REVISITANDO O PATRIMÔNIO HISTÓRICO DE CRUZETA: um breve olhar sobre o passado

Uma breve caminhada pela área urbana de Cruzeta que denominamos de Centro Histórico da cidade seria suficiente para observarmos com “olhar de detetive” o que sobrou do nosso Patrimônio Histórico Cultural representado na cultura material dos seus edifícios e construções.

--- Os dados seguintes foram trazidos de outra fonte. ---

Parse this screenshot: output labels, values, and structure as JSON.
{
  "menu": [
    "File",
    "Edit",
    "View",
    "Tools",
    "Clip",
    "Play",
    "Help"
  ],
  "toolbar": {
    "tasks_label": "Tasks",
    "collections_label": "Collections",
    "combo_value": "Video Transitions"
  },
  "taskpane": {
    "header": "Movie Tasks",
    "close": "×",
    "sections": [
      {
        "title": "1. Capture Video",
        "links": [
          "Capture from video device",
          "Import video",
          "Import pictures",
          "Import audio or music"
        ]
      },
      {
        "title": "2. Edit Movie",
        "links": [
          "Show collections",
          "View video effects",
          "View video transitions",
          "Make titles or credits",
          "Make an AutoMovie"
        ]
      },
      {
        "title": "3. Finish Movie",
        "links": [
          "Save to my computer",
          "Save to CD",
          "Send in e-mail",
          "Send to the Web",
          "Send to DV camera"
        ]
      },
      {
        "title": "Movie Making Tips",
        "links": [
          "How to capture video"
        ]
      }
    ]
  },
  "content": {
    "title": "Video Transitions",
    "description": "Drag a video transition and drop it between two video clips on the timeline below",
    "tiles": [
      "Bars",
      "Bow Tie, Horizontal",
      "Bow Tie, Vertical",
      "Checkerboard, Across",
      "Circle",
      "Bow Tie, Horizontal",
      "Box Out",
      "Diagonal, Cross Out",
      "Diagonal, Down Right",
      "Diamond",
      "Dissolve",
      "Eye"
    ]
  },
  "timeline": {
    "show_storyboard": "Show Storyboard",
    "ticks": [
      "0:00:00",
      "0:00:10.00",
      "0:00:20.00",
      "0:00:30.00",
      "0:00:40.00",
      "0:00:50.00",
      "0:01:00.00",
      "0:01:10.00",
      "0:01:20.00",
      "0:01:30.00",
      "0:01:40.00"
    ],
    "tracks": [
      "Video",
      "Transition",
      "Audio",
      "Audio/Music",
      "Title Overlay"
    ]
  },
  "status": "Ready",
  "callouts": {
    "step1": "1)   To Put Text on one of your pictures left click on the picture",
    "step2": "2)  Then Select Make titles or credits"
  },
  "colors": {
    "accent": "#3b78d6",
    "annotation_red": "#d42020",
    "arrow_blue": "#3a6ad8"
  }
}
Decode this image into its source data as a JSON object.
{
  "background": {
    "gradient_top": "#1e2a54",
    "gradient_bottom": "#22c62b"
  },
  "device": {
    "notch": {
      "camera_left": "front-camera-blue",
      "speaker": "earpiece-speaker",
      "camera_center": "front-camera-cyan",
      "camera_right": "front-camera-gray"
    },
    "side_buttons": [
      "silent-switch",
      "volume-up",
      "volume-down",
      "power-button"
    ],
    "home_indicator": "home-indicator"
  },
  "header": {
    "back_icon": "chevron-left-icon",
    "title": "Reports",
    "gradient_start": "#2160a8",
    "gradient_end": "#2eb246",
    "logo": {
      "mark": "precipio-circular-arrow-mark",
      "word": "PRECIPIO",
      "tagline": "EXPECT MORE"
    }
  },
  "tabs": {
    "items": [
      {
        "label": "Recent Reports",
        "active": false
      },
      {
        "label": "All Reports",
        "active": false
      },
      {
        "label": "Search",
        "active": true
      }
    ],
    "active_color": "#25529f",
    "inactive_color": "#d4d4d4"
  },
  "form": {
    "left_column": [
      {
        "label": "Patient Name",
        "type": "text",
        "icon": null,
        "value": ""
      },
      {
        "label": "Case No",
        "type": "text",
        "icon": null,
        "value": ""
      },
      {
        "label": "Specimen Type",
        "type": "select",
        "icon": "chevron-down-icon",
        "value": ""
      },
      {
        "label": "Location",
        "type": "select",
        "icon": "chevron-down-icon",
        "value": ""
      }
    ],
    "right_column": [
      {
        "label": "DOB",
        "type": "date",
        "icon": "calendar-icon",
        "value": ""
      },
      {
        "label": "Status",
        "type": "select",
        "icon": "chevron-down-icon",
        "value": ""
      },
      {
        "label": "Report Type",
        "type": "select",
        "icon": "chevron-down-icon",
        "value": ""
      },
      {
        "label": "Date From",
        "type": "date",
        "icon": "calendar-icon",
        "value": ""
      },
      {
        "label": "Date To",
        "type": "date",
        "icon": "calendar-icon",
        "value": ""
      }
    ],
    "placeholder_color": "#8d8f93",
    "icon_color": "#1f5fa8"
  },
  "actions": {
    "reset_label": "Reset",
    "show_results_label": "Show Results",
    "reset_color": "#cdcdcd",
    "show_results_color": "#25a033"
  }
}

Como nos orienta Horta (1999) “os Centros Históricos são importantes porque ajudam a estabelecer e compreender as relações fundamentais entre o presente, o passado, e as mudanças ocorridas nos modos de vida das pessoas que neles viveram, assim como nas próprias cidades.” (HORTA, 1999. p. 26)


Para as gerações de cidadãos cruzetenses ou visitantes que não conheceram ou não viveram na Cruzeta dos anos 1950 e 1960 ou pelo menos de até meados de 1970, a imagem da “cidade pitoresca” com sua paisagem urbana harmonicamente expressa em seu estilo arquitetônico do ecletismo que podiam ser vislumbrados nos arabescos e frisos com motivos florais e detalhes geométricos que dão ao edifício um aspecto galante e prosaico – apenas umas poucas unidades de edifícios com estas características foram poupados para contar esta história – ladeando seus rústicos e estreitos bulevares (houve um curto período em que as ruas do centro da cidade foram arborizadas) parece não ter existido. Esta impressão constatável é fruto de um processo de destruição da própria memória e do patrimônio cultural material do município de Cruzeta que já vem durando mais de 40 anos e tem início de forma mais acentuada no final dos anos 1970 para os anos 1980, mas que já vinha se configurando em anos anteriores.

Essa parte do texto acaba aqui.